You can see why someone who thinks like this, doesn’t think orthodoxy matters. God’ll forgive all our wrong beliefs, right? God’ll let everybody into heaven, right?—so long that we’re good and benevolent like we imagine God is, and not evil, and put more good into the universe than bad. So why must I object to their happy thoughts with orthodox Christianity, when in the end it doesn’t really matter?

Because if it really didn’t matter, their belief God is unknowable, and has never revealed anything for us to believe, would be true. But it’s not. God has told us about himself. He did step down from heaven to explain himself. He became human. He became Jesus. Jesus tells us about God. We’re not guessing. We know, because Jesus told us.

28 April 2026

Glorifying Jesus.

John 17.1-5.

After the Last Supper, Jesus taught his students a number of things, and capped off his teachings with a prayer we find in John 17. Some Christians call it his “high priestly prayer,” since Jesus is Christianity’s head priest; others just call it “the prayer of Jesus.” Whatever you care to call it, it expresses his will—and since he always pursued his Father’s will, it expresses his Father’s will too.

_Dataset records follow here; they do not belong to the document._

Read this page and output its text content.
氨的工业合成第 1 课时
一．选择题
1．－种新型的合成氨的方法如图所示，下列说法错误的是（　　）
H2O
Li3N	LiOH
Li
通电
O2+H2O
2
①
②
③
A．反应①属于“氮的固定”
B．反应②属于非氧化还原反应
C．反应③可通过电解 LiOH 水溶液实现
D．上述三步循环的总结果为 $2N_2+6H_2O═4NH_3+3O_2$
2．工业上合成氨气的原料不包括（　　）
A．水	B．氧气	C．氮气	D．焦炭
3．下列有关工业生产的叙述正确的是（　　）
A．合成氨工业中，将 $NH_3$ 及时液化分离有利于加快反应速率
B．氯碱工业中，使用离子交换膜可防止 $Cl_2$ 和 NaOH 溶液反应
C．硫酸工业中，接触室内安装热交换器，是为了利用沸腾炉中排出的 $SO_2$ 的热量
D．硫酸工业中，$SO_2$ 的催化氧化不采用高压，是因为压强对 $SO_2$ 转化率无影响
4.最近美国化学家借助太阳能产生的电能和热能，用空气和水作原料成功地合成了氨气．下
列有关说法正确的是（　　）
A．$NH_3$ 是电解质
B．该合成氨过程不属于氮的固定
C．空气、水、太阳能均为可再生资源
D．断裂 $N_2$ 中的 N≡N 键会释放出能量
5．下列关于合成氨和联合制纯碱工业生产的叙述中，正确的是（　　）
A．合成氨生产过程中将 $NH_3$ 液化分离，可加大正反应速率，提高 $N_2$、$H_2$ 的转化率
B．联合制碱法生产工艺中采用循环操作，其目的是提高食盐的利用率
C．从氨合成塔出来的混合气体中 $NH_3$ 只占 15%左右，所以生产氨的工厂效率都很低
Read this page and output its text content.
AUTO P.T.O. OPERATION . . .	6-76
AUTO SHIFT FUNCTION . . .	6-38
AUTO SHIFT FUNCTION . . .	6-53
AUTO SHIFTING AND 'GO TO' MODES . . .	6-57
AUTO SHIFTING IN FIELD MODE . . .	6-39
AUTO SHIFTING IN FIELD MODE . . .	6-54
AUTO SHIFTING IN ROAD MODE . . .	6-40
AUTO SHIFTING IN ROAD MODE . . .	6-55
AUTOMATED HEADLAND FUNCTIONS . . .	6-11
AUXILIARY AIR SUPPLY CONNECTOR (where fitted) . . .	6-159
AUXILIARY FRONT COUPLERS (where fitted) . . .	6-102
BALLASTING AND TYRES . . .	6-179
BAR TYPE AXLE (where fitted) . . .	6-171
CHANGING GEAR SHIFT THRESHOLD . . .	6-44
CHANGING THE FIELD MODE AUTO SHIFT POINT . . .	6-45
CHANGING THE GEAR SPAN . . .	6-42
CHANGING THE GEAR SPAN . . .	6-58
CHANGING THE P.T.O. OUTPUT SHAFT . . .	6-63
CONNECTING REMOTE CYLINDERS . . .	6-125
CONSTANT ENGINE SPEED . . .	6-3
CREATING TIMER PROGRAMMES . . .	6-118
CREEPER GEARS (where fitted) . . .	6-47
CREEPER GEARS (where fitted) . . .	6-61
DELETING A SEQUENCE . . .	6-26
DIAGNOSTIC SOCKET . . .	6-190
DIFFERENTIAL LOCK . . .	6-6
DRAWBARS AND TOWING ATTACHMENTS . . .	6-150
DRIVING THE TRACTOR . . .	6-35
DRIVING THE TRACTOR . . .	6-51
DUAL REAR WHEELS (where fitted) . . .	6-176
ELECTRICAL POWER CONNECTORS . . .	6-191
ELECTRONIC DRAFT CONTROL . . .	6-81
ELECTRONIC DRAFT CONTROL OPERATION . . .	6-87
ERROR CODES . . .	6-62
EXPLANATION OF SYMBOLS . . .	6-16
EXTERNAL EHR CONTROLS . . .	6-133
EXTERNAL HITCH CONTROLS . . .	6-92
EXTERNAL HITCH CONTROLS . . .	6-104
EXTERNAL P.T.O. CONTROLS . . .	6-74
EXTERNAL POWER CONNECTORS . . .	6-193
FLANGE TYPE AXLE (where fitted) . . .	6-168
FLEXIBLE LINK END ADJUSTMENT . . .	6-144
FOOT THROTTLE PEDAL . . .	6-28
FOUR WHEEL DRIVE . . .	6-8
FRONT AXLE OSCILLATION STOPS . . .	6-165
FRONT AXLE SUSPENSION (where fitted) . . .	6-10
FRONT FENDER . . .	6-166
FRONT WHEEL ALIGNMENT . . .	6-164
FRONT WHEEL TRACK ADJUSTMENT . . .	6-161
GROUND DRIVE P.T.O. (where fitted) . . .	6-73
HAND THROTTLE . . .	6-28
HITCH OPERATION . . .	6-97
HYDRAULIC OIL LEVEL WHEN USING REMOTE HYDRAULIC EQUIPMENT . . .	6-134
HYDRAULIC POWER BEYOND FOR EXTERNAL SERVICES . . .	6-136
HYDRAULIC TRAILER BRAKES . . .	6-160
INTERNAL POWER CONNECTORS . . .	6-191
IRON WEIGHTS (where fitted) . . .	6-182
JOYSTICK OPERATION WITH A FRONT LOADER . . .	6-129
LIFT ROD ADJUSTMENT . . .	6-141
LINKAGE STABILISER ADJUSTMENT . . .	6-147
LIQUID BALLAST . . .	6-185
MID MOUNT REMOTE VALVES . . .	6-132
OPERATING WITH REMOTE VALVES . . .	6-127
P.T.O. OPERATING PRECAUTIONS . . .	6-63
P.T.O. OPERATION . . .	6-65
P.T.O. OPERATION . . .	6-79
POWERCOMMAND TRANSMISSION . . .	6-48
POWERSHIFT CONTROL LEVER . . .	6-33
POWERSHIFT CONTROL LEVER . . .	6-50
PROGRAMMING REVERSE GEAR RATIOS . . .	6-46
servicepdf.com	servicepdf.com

It wasn’t really meant for us to pray as well, like the Lord’s Prayer. But there’s no reason we can’t pray portions of it, or borrow ideas from it. This is all stuff Jesus wants, after all.

John 17.1-5 KWL
1Jesus speaks these things,
and lifting his eyes to heaven, says,
“Father, the hour came.
Glorify your¹ son
so {your¹} son can glorify you.¹
2Just as you¹ give him authority over all flesh,
so he might give everyone whom you¹ gave him
life in the age to come.
3This is life in the age to come:
They can know you,¹ the only true God,
and the one you send, Christ Jesus.
4I glorify you¹ on the earth,
completing the work you¹ gave me so I may do.
5Now glorify me, Father, by yourself¹
with the glory I had before the world came to be,
with you.¹”

This is the part of the prayer many bibles title, “Jesus prays for himself,” because he asks his Father to glorify him—the verb δοξάζω/doxádzo meaning “magnify, extol, hold in honor, hold a high opinion of, esteem.” The Father had said more than once he does hold a high opinion of his Son, but Jesus wants him to make it obvious because Jesus’s purpose on earth is to explain the Father to us, Jn 1.18 and the more Jesus is honored, Jesus’s exposition of his Father is likewise honored. And you notice how many a pagan, who’s had it up to here with Christians and our churches, nonetheless like and respect Jesus. They may not know him or what he teaches; they might’ve been filled to the brim with Historical Jesus rubbish. But they do glorify him, somewhat—and that’s the route by which the Holy Spirit can get through to them and lead them to Jesus, and Jesus can lead them towards actually knowing his Father.

And this, Jesus says, is life in the age to come. They’ll know the Father, and Christ Jesus whom he sent. And live with them forever; the age to come never ends, which is why so many bibles automatically translate αἰώνιον/eónion, “age [to come],” as “eternal.” Life in the age to come is eternal life. Wanna live forever? Get to know Jesus.